The Unified Government Commission tonight approved plans for a new Hollywood Casino hotel but insisted on having sidewalks built from the casino to Village West Parkway.
Officials from Kansas Entertainment, including Penn National Gaming and the Kansas Speedway, attended the meeting to ask the commission to waive the sidewalk and lighting requirement, but the commission maintained its position to require them.
The preliminary plan review for the hotel and ballroom was approved as recommended earlier by the Planning Commission – with sidewalks and lighting. It was unanimously approved 8-0.
The preliminary plans calls for a 248-room two-story hotel with 143,180 square feet, and a 18,179-square-foot ballroom, according to UG documents. The ballroom would seat about 400 persons, according to officials. It will be accessible from the casino, to the south and west.
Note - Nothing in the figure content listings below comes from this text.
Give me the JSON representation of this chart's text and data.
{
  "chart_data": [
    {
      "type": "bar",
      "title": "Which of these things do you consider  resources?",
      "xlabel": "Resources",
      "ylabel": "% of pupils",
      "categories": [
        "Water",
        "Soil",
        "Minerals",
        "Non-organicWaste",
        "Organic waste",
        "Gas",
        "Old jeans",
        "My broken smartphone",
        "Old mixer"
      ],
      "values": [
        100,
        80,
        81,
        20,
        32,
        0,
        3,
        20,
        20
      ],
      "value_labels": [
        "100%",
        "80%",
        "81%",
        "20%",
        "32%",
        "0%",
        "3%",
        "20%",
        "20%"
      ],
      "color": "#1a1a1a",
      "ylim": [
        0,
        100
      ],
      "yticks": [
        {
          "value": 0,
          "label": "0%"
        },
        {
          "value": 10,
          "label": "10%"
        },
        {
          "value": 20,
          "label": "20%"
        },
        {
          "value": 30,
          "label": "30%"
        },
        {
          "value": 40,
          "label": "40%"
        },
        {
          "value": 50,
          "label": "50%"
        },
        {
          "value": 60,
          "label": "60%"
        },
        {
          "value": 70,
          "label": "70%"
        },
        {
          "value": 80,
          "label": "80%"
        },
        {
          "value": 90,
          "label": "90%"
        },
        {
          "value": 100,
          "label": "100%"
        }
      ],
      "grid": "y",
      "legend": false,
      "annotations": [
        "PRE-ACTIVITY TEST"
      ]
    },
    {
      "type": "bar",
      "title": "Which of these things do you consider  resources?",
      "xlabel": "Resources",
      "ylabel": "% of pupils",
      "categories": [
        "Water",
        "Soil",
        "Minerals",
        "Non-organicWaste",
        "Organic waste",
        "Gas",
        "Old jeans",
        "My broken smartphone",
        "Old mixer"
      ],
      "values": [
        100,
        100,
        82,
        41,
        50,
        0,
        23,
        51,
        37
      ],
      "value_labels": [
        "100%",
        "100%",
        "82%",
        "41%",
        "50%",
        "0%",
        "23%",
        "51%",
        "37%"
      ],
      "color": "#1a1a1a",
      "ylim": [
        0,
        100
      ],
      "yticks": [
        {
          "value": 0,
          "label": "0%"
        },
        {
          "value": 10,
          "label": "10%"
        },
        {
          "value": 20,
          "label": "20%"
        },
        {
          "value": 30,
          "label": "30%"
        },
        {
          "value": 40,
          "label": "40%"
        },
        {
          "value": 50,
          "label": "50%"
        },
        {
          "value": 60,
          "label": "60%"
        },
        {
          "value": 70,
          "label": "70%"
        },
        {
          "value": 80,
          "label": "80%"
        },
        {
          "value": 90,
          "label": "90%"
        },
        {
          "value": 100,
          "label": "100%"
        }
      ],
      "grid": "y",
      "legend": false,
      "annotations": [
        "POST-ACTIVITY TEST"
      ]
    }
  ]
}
There will be quick access from the ballroom to the casino and from the hotel elevators to the casino, said Patrick Lenahan, architect with Yaeger Architecture.
“This will be the shortest walk from the elevator to a casino of any of the casinos in the Kansas City market,” Lenahan said.
There would be some reconfiguration of existing parking lots, along with creation of a new drive-up and porte cochere for the hotel entry, replacing the current entry at the south end of the casino, according to Lenahan.
The location of some of the two-room suites will be facing turn two of the Kansas Speedway and will afford a view of the racetrack, according to Lenahan.
The completion date of the hotel would be the end of 2016, according to the officials, if work starts in April. The exterior of the new hotel and ballroom will be glass, stucco, stone and tile and will be similar to the existing Hollywood Casino building, according to officials.
Officials with the casino hotel project said that the original 2009 agreement with the UG did not call for sidewalks with lighting from Village West Parkway to the casino.
It’s an isolated site, a quarter-mile walk from Village West Parkway to the casino entrance and is under a mile from State Avenue, according to Lenahan.
“We just don’t think there’s a demand for pedestrian access,” Lenahan told the commission. “One hundred percent of the customers here drive or take a taxi or take public transportation to arrive at the destination.”
UG documents stated that the closest bus stop was Village West Parkway, north of State Avenue.
William (B.J.) Fair, executive vice president of Penn National Gaming, said although they were pleased in general with the planning commission and project, building the sidewalk as planned is not appropriate for guests at this time. It would invite guests to walk down a sidewalk and arrive to a busy parkway with no additional sidewalks going into it, he said.
Fair said he did not believe it was the right time to add the sidewalks.
“We do object to this,” said Jeff Boerger, president at Kansas Speedway Development Corp.
“We look at it also as a Kansas Speedway development issue, rather than a Hollywood Casino-Kansas Entertainment issue,” he said.
“As we continue to develop the Speedway property along Village West Parkway, we will then go back and install the pedestrian infrastructure that goes from Village West up to the whole development area to the northeast,” he said.
However, the commission wanted the sidewalks.
Mayor Mark Holland said he is excited about the project and thinks it is great, but considering the amount of traffic, the 9,000 jobs in the Village West area, and the tremendous parking issue, it was important to do all they could to expand the pedestrian experience.
“Each component moving forward needs to build their share of the infrastructure,” Mayor Holland said. “I think that component is essential to this project.”
Commissioner Mike Kane told them safety was important and that there was a way to make the sidewalks work, and the lighting was important.
Commissioner Jane Philbrook said even though the original agreement did not call for sidewalks and lighting for them, since things have changed in a few years, she believed they needed to add those amenities to make it one cohesive area so people would feel free to take a walk and get some exercise.
In the UG planning documents, the UG staff stated a requirement to connect the sidewalk to Village West Parkway.
The applicant pointed out, in the documents, that there was no public sidewalk along Village West Parkway, and the casino remained remote from the other Village West developments. It was the feeling of the applicant that the hotel and ballroom were an addition that was internal to the site, which was already developed.
The UG staff responded in the UG documents that they wanted the sidewalk to extend from the west property line from the main entrance along Village West Parkway, north to the Cerner property line, and the lighting should cover the same area.